‘We all change…’ said The Doctor once upon a regeneration, ‘We’re all different people, all through our lives. And that’s okay…so long as you remember all the people that you used to be.’
Sound advice. Shame Ashildr’s forgotten who she was. Now she thinks she’s The Shadow from Blackadder. Hide your (clockwork) squirrel, Doctor!
But that’s the problem with an infinite life and a finite human brain. The Girl Who Died now sheds memories like we shed underpants (often and with disgust, right?). Ashildr’s grown up into Lady Me.
No, not grown up…’up’ is a word that has a purpose about it. She’s grown all over the place. She’s experienced so much, been so many people, but there’s no sense it’s progressing toward anything. She’s a rebellious wanderer.
A bit like the man who made her into that then?
It’s never mentioned (probably because the story wouldn’t be written for over 170 years) but there’s something Frankensteinian about The Doctor and Lady Me. He’s the creator trying to control his creation while at the same time being terrified of the damage it could cause to them and others.
It’s The Doctor’s Daughter all over again, only with less acrobatics. There’s the sense that The Doctor is trying to correct a mistake. It might be easier if Clara were there to help him reign in a rebellious teen. Her presence was missed this week.
The naïve and scared storyteller has become a cocksure and coquettish rogue, now confined to telling a single epic story by writing her biography in hundreds of diaries. Take that, Pepys, you slacker.
Maisie Williams really does a terrific job of making the character feel like she’s lived lifetimes since we last saw her. Several hundred years of loss in just one week. It’s an even better, and inevitably more mature, performance than last Saturday.
But not so mature that she can’t make a mistake in trusting space-Simba Leandro with the shiny MacGuffin she’s nicked. And despite his plan, and the fact he’s a TALKING FIRE-BREATHING LION, the villain doesn’t really make much of an impact.
Like last week’s The Mire he’s an impressive bit of make-up and costume that feels wholly underused and under-explored within the plot.
Without a commanding villain it’s hard to shake the sensation this is a sequel that didn’t need to happen. As ‘The Doctor’s Daughter’ did, ‘The Girl Who Died’ could have left us and our imaginations and comments sections to consider when we might see another impossible woman in the Doctor’s timeline again. To that extent Catherine Tregenna (Torchwood) has been given a difficult task.
You do wonder if it could have been better had it stuck to the dramatic rather than turning into Carry On Dick. The drama is brilliant, the comedy might appeal to some, kids especially, but just as in Mathieson & Moffat’s story last week, they just don’t bring out the best in one another when put together.

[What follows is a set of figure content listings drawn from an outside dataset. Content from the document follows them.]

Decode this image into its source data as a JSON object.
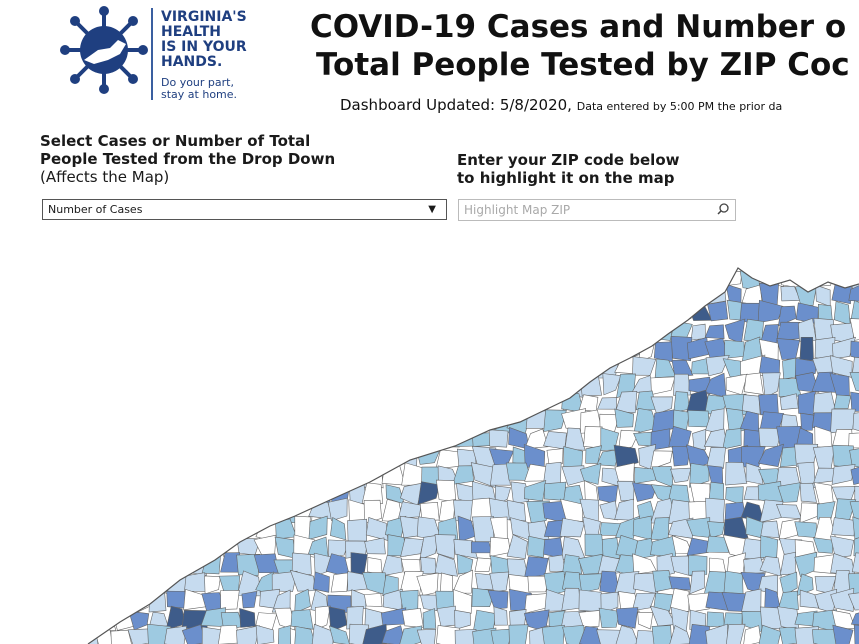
{
  "logo": {
    "lines": [
      "VIRGINIA'S",
      "HEALTH",
      "IS IN YOUR",
      "HANDS."
    ],
    "sub_lines": [
      "Do your part,",
      "stay at home."
    ],
    "icon": "virus-icon",
    "color": "#1f3f80"
  },
  "title": {
    "line1": "COVID-19 Cases and Number o",
    "line2": "Total People Tested by ZIP Coc"
  },
  "updated": {
    "main": "Dashboard Updated: 5/8/2020,",
    "small": "Data entered by 5:00 PM the prior da"
  },
  "controls": {
    "select_label_line1": "Select Cases or Number of Total",
    "select_label_line2": "People Tested from the Drop Down",
    "select_label_note": "(Affects the Map)",
    "dropdown_value": "Number of Cases",
    "dropdown_arrow": "▼",
    "zip_label_line1": "Enter your ZIP code below",
    "zip_label_line2": "to highlight it on the map",
    "zip_placeholder": "Highlight Map ZIP",
    "zip_icon": "search-icon"
  },
  "map": {
    "region": "Virginia ZIP code choropleth",
    "colors": {
      "none": "#ffffff",
      "low": "#c6dbef",
      "mid": "#9ecae1",
      "high": "#6b8fcc",
      "highest": "#3e5c8a",
      "border": "#666666"
    }
  }
}
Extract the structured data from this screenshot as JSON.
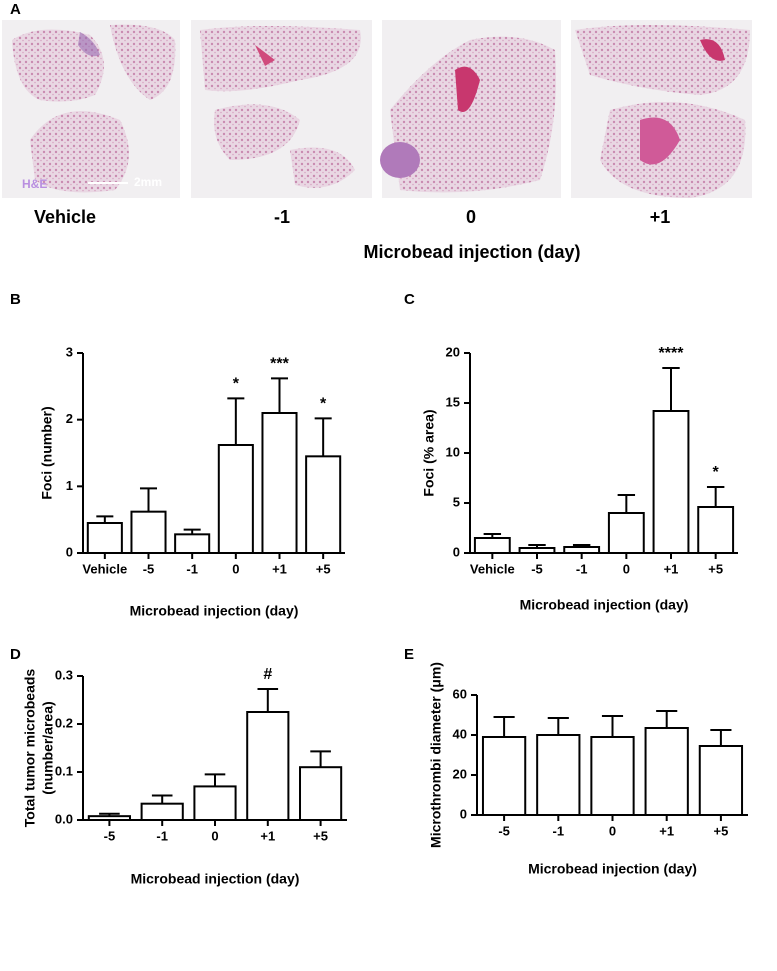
{
  "panel_a": {
    "panel_label": "A",
    "stain": "H&E",
    "scale": "2mm",
    "labels": [
      "Vehicle",
      "-1",
      "0",
      "+1"
    ],
    "xlabel": "Microbead injection (day)"
  },
  "chart_data": [
    {
      "type": "bar",
      "panel_label": "B",
      "ylabel": "Foci (number)",
      "xlabel": "Microbead injection (day)",
      "categories": [
        "Vehicle",
        "-5",
        "-1",
        "0",
        "+1",
        "+5"
      ],
      "values": [
        0.45,
        0.62,
        0.28,
        1.62,
        2.1,
        1.45
      ],
      "errors": [
        0.1,
        0.35,
        0.07,
        0.7,
        0.52,
        0.57
      ],
      "annotations": [
        null,
        null,
        null,
        "*",
        "***",
        "*"
      ],
      "ylim": [
        0,
        3
      ],
      "yticks": [
        0,
        1,
        2,
        3
      ],
      "color": "#ffffff"
    },
    {
      "type": "bar",
      "panel_label": "C",
      "ylabel": "Foci (% area)",
      "xlabel": "Microbead injection (day)",
      "categories": [
        "Vehicle",
        "-5",
        "-1",
        "0",
        "+1",
        "+5"
      ],
      "values": [
        1.5,
        0.5,
        0.6,
        4.0,
        14.2,
        4.6
      ],
      "errors": [
        0.4,
        0.3,
        0.2,
        1.8,
        4.3,
        2.0
      ],
      "annotations": [
        null,
        null,
        null,
        null,
        "****",
        "*"
      ],
      "ylim": [
        0,
        20
      ],
      "yticks": [
        0,
        5,
        10,
        15,
        20
      ],
      "color": "#ffffff"
    },
    {
      "type": "bar",
      "panel_label": "D",
      "ylabel": [
        "Total tumor microbeads",
        "(number/area)"
      ],
      "xlabel": "Microbead injection (day)",
      "categories": [
        "-5",
        "-1",
        "0",
        "+1",
        "+5"
      ],
      "values": [
        0.008,
        0.034,
        0.07,
        0.225,
        0.11
      ],
      "errors": [
        0.005,
        0.017,
        0.025,
        0.048,
        0.033
      ],
      "annotations": [
        null,
        null,
        null,
        "#",
        null
      ],
      "ylim": [
        0,
        0.3
      ],
      "yticks": [
        {
          "value": 0,
          "label": "0.0"
        },
        0.1,
        0.2,
        0.3
      ],
      "color": "#ffffff"
    },
    {
      "type": "bar",
      "panel_label": "E",
      "ylabel": "Microthrombi diameter (μm)",
      "xlabel": "Microbead injection (day)",
      "categories": [
        "-5",
        "-1",
        "0",
        "+1",
        "+5"
      ],
      "values": [
        39,
        40,
        39,
        43.5,
        34.5
      ],
      "errors": [
        10,
        8.5,
        10.5,
        8.5,
        8
      ],
      "annotations": [
        null,
        null,
        null,
        null,
        null
      ],
      "ylim": [
        0,
        60
      ],
      "yticks": [
        0,
        20,
        40,
        60
      ],
      "color": "#ffffff"
    }
  ]
}
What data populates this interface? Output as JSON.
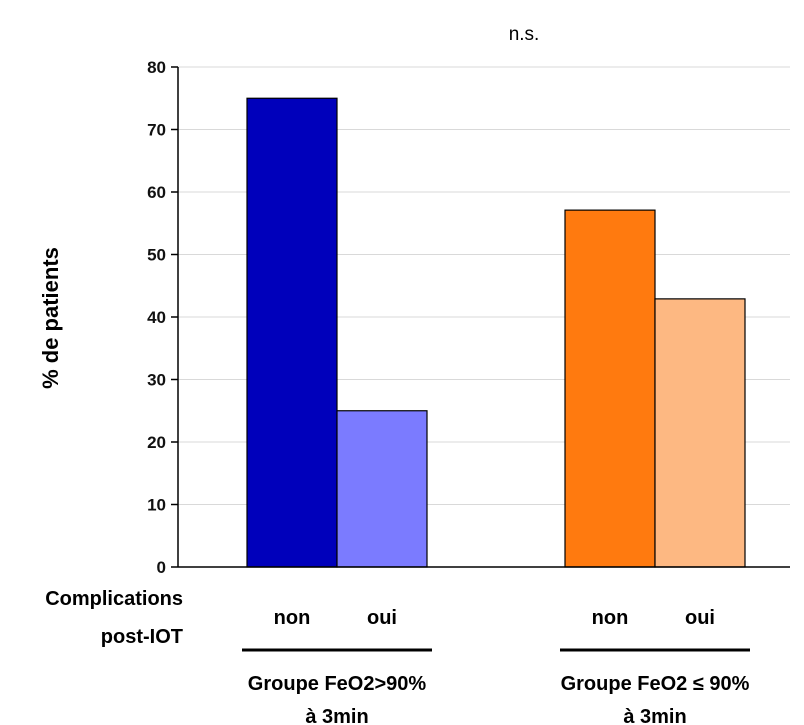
{
  "chart_data": {
    "type": "bar",
    "ylabel": "% de patients",
    "ylim": [
      0,
      80
    ],
    "yticks": [
      0,
      10,
      20,
      30,
      40,
      50,
      60,
      70,
      80
    ],
    "grid": true,
    "annotation": "n.s.",
    "row_title": [
      "Complications",
      "post-IOT"
    ],
    "groups": [
      {
        "label": [
          "Groupe FeO2>90%",
          "à 3min"
        ],
        "bars": [
          {
            "category": "non",
            "value": 75,
            "color": "#0000BB"
          },
          {
            "category": "oui",
            "value": 25,
            "color": "#7B7BFF"
          }
        ]
      },
      {
        "label": [
          "Groupe FeO2 ≤ 90%",
          "à 3min"
        ],
        "bars": [
          {
            "category": "non",
            "value": 57.1,
            "color": "#FF7A0F"
          },
          {
            "category": "oui",
            "value": 42.9,
            "color": "#FDB882"
          }
        ]
      }
    ]
  }
}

After 20 minutes of thoughtful, if drastically under-lit (seriously, buy another candle) arguments about the scar that an immortal life leaves on you, daylight brings an unexpected levity as highwayman Sam Swift drops in with all the subtly of a clown dropped in a millpond. Rufus Hound nails it as the swaggering buffoonish rogue – a homeopathically-diluted Lord Flashheart – but the character itself feels idiosyncratic right up to the end.
Stand-up saves Sam from the hangman, but it doesn’t save the episode. As much as it plays to the crowd round the gallows it falls deaf to the audience round the TV. The comedy works against the drama rather than complementing it. It’s something the episode never regains its balance after, even when we switch back to a final serious conversation.
But it’s not good to end on a downer. If there are two upsides to this episode, it’s the possibility that we’ll see Maisie Williams again at some point and, more importantly, hear Catherine Tregenna’s words come out of The Doctor’s mouth in the (near!) future.
Aired at 8.20pm on Saturday 24 October 2015 on BBC One.